Con tanta agua, ¡Aguas! No olvidemos la de 1990
Por Mario Alfredo González Rojas
De que llegaron las aguas, llegaron, a esta ciudad conocida como la de los tinacos, así como de los baches. Dicen que lo primero que ven los que vienen del norte al entrar a la ciudad son los tinacos; pero también, ya entrados por las calles, van descubriendo bache tras bache.

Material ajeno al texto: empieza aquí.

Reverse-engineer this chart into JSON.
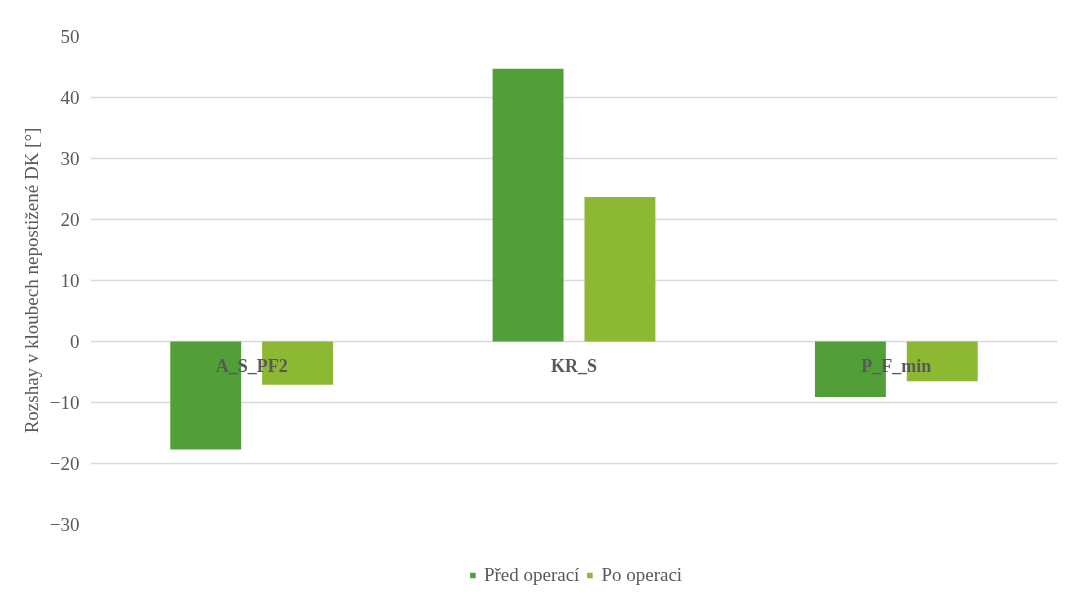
{
  "chart_data": {
    "type": "bar",
    "ylabel": "Rozshay v kloubech nepostižené DK [°]",
    "categories": [
      "A_S_PF2",
      "KR_S",
      "P_F_min"
    ],
    "series": [
      {
        "name": "Před operací",
        "color": "#529e38",
        "values": [
          -17.7,
          44.7,
          -9.1
        ]
      },
      {
        "name": "Po operaci",
        "color": "#8cb833",
        "values": [
          -7.1,
          23.7,
          -6.5
        ]
      }
    ],
    "ylim": [
      -30,
      50
    ],
    "yticks": [
      -30,
      -20,
      -10,
      0,
      10,
      20,
      30,
      40,
      50
    ],
    "grid": "y",
    "legend": "bottom"
  }
}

La fama se alcanza de algún modo, ¿no?
Tuvimos el 19 de agosto una tromba, y ya habíamos tenido días antes otra, aunque menos dañina, pero aún y así, tumbó varios árboles, y causó otros desmanes. El caso es que este año ha sido muy “llovedor”, gracias a nuestra madre naturaleza. A ver si así, no nos suspenden tanto el servicio de agua, decimos los vecinos, mientras los que siembran han de estar, creo gozosos, supongo, pero no sé si sean oportunas estas aguas.
Con las lluvias, no son pocos los chihuahuenses que recordamos la tremenda tromba del 22 de septiembre de 1990, de aquél sábado negro que causó destrucción y muerte en la capital. Se dice que murieron unas 50 personas y que desapareció un buen número. Se destruyeron unas 360 casas y 700 resultaron con amplios daños. Y que alrededor de 12 mil familias resultaron dañadas de una y otra forma.
Este menda se enteró de la inundación hasta el siguiente día, el 23, y eso porque empezaron a hablar familiares de otras partes del estado, quienes preguntaban que cómo nos había ido con la tormenta, si no nos habíamos inundado. Esa noche dormí a pierna suelta, feliz por el fresco de la lluvia, sin prender el ruidoso abanico; muy ajeno a los duros trances que vivieron muchos hermanos chihuahuenses.
En estos tiempos son inconcebibles las inundaciones, cuando se pueden prevenir contando con el drenaje pluvial adecuado. Este debe ser un objetivo muy presente de la autoridad, la que sólo se conforma con decir que las tuberías son viejas y que hay gente que tira basura en las alcantarillas, en la calle, etc. Arreglar el drenaje pluvial debe ser un imperativo insoslayable, así como reforzar la cultura de la limpieza entre la población; de lo contrario, seguiremos viviendo a expensas de la dureza de los fenómenos naturales como el de la lluvia “desorbitada”.
Se requieren dinero y voluntad, cosas que a veces no se conjugan en la relación autoridad y sociedad. La noche del 19 de agosto, cuando la última tromba, recordaba un vecino mientras daba escobazo tras escobazo para sacar el agua de su cochera, lo que debieron haber sufrido los habitantes de la Ciudad de México, con la gran inundación que se produjo por las lluvias torrenciales del 21 al 22 de septiembre de 1629. Fue un caer de agua de “locura”, así lo mencionaban las viejas crónicas, que dejó completamente inundada a la ciudad. Lo que se pensó que duraría unos cuantos días para desaparecer, se prologó por cinco años, debido además entre otras razones por las lluvias habituales que no dejaron de hacerse presentes.
La Plaza Mayor, lo que es ahora el Zócalo o la Plaza de la Constitución se inundó de plano, subiendo el agua en partes un metro y en otras, hasta los dos metros. Alrededor de la Plaza Mayor quedó una parte a salvo, a la que se llamó la “Isla de los perros”, porque era aprovechada esos días por muchos de estos animales para protegerse. Se llegó al extremo de hacer misas en las azoteas. Además se construyeron puentes de madera para poder ir de un lado a otro.
Afortunadamente, una profunda sequía que asoló a la antigua Tenochtitlan, en 1929, vino a favorecer la situación de la ciudad, en la que murieron 30 mil personas, entre ahogados y debido a la falta de alimentos; y hubieron de cambiar de residencia unas 50 mil personas. Afirman las crónicas, que al inicio de la inundación había 150 mil habitantes. Los orígenes del terreno de la capital mexicana, han sido definitivamente, la causa de las inundaciones, como esa de 1629. Recordemos que la Cuenca de México, albergaba varios lagos y fue precisamente en una de sus islas, donde había de fundarse la Gran Tenochtitlan.